The senator was away in Washington that night, according to Senate voting records. But after Christmas, he accompanied Nadine Menendez to a towing company’s lot to collect her belongings from the car, a company official told the Times.
He would also prove integral to replacing it, prosecutors said.
In the indictment, they mention nothing more about the collision than that it “left her without a car.” But court papers clarify what prosecutors allege came next.
They said Nadine Menendez sent multiple text messages to Hana complaining she did not have a car. But the two friends, Bob Menendez and another New Jersey businessperson who was close to Hana, Jose Uribe, soon agreed to terms to rectify that.
According to the indictment, Bob Menendez agreed to call a senior prosecutor at the New Jersey attorney general’s office in late January to try to pressure him to go easy on an associate of Uribe. Uribe, in return, agreed to finance a car, prosecutors said. His lawyer could not be immediately reached for comment.
“All is GREAT! I’m so excited to get a car next week. !!” Nadine Menendez texted Hana a few days after the senator placed the call.

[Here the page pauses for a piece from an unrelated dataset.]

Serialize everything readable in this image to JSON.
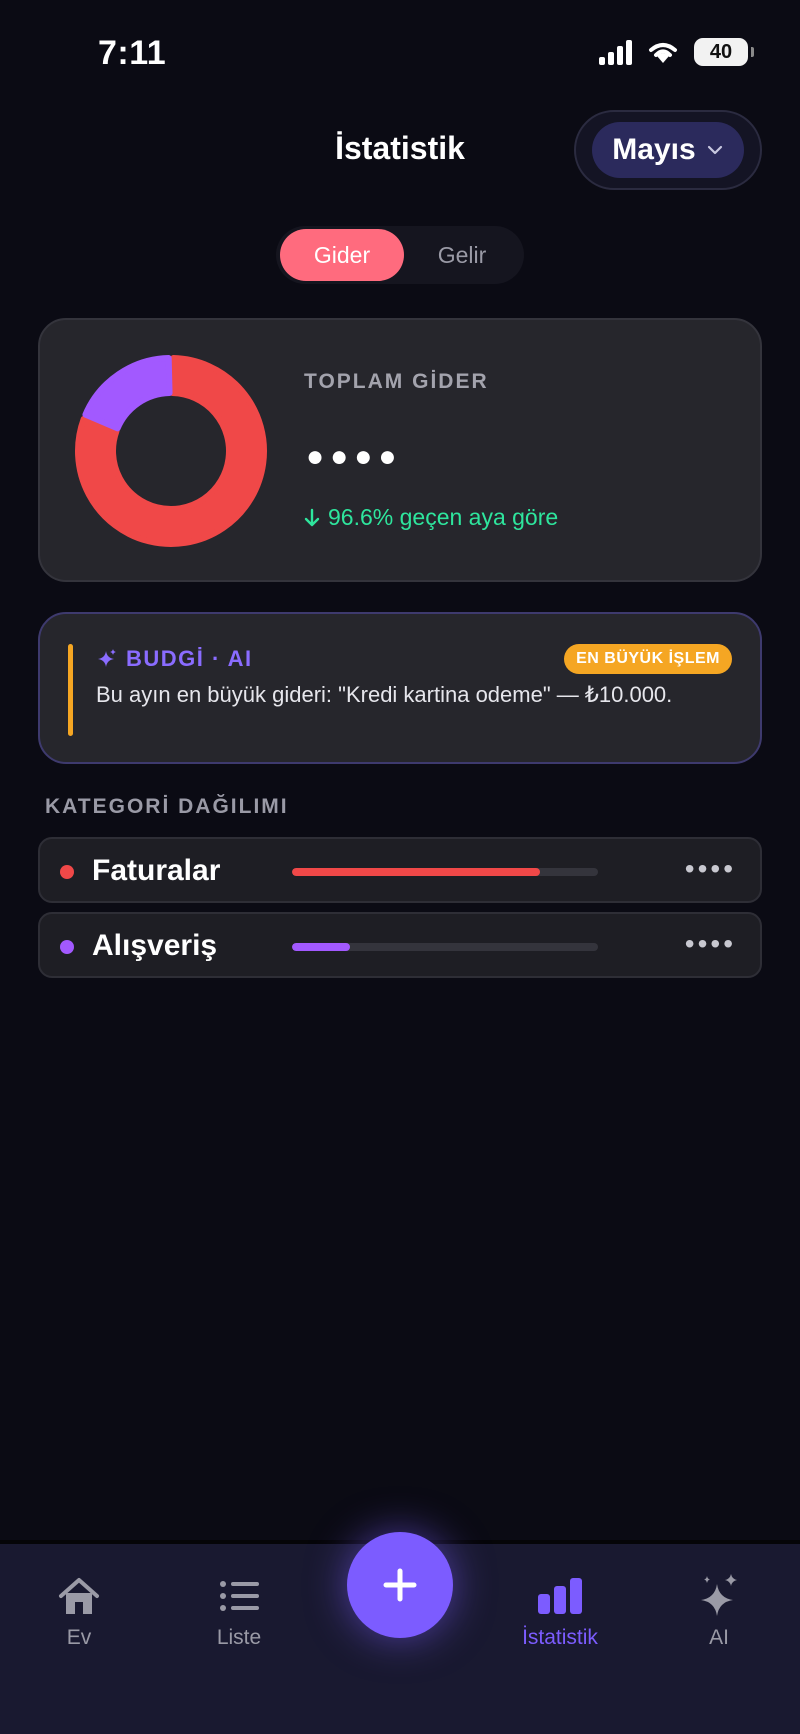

In April, four months after Koop’s death, Nadine Menendez signed paperwork to purchase a new $60,000 Mercedes-Benz C-300 convertible. She told Uribe by text that she would “never forget this” and messaged Bob Menendez to celebrate, too.
“Congratulations mon amour de la vie,” Nadine Menendez wrote to Bob Menendez, according to the indictment. “We are the proud owners of a 2019 Mercedes.”